This is dumb and wrong, and everybody involved with it should feel bad. The Washington Post reports, “Democrats are quietly airing concerns that battles with President Trump, including investigations of the president and his administration along with the noisy debate over impeachment, are overshadowing the party’s agenda, threatening its grip on the House in 2020.”
A special counsel has detailed repeated (and ongoing) obstruction-of-justice efforts by a sitting president that have hampered U.S. investigations into (still ongoing) foreign tampering efforts aimed at this nation’s elections; that president’s attorney general has launched a probe into whether federal law enforcement officers ought to face consequences for investigating numerous connections between that president’s candidacy and known Russian agents during an unfathomably consequential anti-U.S. Russian hacking effort; that president’s Treasury head is declaring that Congress is not allowed to investigate that president’s tax filings despite both credible reports of criminal activity and laws giving Congress exactly that power; that president’s party’s Senate leader is refusing to bring forward any bills sent to him by the House, regardless of subject, and its lawmakers have been mounting a concerted effort to defend that president against charges of tax evasion, profiteering off his office, obstruction, campaign finance violations, a career of sexual assault and predation, and take-your-pick.
It’s a little damn late to be fretting over not being able to properly highlight the party’s agenda. The Post reports that, “’Obviously we want to get the word out about the good bills that the House is able to get passed,’ said Rep. Charlie Crist (D-Fla.), a DCCC vice chairman. ‘But it seems like there is a preoccupation with what’s happening as it relates to the White House, and so everything else sort of gets drowned out.’”
No. Freaking. Kidding. And here is the catch: That is going to continue, no matter what bills or policy prescriptions Democrats put forward.
Even if House Democrats decide to ignore Trump’s criminal acts in order to promote a litany of bills still being toothlessly deposited in Sen. Mitch McConnell’s trash bin, new revelations of Trump’s criminal and amoral acts will continue to trickle out, dominating the news cycle. If House Democrats mount a campaign to pin the blame for Washington inaction on McConnell’s blatant vow to maintain that inaction, Trump will effortlessly overshadow that campaign with a new declaration that Mexico is allowing this nation to be invaded by a new strain of America-hating bees. We are in extraordinary times, careening through history on the whims of an unstable lunatic spewing a steady stream of Orwellian fictions, and a party bent on maintaining its grip on power, no matter what that madman says or does, or what the nation’s voters might have to say about it in the voting booths. “Airing concerns” that a pitched battle to retain longstanding democratic norms might threaten to overshadow efforts to pretend to be carrying out normal bill-crafting is awkward reasoning at best.

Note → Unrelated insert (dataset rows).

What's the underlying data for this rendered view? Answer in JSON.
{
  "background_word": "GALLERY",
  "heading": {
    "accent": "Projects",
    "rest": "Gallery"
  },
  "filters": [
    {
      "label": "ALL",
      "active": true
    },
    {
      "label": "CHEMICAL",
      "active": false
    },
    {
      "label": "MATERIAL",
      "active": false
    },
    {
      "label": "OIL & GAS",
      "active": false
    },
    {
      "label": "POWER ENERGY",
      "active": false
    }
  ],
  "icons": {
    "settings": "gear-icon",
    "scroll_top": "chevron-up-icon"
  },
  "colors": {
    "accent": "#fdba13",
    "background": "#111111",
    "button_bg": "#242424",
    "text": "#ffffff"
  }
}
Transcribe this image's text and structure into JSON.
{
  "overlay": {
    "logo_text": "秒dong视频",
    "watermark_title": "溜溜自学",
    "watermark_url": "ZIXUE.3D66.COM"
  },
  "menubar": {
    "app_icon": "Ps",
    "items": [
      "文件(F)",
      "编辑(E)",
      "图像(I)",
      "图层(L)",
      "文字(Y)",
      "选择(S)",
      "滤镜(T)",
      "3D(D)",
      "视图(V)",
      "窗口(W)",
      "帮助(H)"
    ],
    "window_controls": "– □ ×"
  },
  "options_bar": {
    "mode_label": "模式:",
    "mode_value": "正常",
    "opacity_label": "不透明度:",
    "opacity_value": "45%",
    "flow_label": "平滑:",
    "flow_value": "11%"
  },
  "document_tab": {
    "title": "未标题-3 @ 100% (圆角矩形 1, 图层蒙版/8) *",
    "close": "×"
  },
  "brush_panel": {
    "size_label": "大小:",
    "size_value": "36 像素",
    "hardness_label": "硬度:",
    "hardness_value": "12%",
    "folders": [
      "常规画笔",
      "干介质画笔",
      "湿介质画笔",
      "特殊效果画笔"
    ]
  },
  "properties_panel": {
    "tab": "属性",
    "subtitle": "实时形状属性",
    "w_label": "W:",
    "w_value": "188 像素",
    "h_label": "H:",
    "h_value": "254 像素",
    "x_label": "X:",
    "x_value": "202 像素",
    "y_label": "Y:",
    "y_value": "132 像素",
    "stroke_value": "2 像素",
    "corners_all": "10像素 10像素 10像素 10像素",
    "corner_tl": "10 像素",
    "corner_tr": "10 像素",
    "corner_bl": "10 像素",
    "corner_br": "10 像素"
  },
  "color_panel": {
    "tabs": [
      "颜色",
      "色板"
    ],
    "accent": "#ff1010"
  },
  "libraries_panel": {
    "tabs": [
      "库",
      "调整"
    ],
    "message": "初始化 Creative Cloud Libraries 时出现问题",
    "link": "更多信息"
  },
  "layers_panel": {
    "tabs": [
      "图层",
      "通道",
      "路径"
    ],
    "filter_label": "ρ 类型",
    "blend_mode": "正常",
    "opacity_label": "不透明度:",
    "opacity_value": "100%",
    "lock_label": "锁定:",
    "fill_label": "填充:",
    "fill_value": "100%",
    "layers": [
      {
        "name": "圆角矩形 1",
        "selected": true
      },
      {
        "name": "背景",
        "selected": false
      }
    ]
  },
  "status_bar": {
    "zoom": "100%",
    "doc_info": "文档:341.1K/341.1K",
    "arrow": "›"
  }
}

It is a pointless exercise. Talk of maintaining voter enthusiasm and a party focus on highlighting all of the well-crafted bills that could have become law had the other party not turned into a confederacy of raving arson-minded apocalypse-promoting nutcases is a collective thought experiment on par with “But what if Jeffrey Dahmer had instead channeled his love of cooking into a new Food Network show instead of murdering and eating people?”
That ship has sailed. Look out over the water, my friends: There ain’t no dock in sight.
Obviously, efforts to highlight McConnell’s obstruction and advertise Democratic bills intended to solve urgent national problems are not just reasonable, but required. But they are not sufficient, and any suggestion that Democrats ought to intentionally downplay their confrontations with an increasingly lawless president in order to redirect the national conversation toward policy invites not just national catastrophe, but electoral catastrophe as well.
If Democratic-leaning voters see apparent lawbreaking by Trump being met with impotence on the part of elected Democratic leaders, are they more likely to be motivated to protect Democratic gains, or less? If Democrats choose to base their campaigns on “policy issues,” will Donald Trump and allied Republicans engage on those issues, or continue to flood the airwaves with screaming warnings of socialism, treason, and the dangers posed by nonwhite immigrants?
There seems no better way to convince uncommitted voters of the futility of political engagement than peppering them with would have, should have process complaints while a sitting president violates ethical, moral, and legal standards without consequence. And policy discussions are all well and good—God knows, eventually perhaps the national press will discover one or two, if a barbecue grill is set up nearby—but there is no point in attempting to focus guests on your proposed changes to room decor when the rug is on fire. If the public is focused on the battle with Trump and not on other policy matters, follow its lead.
It may be frustrating, but here we are. And we have no choice but to muster the resolve to deal with it before it becomes much, much, much worse.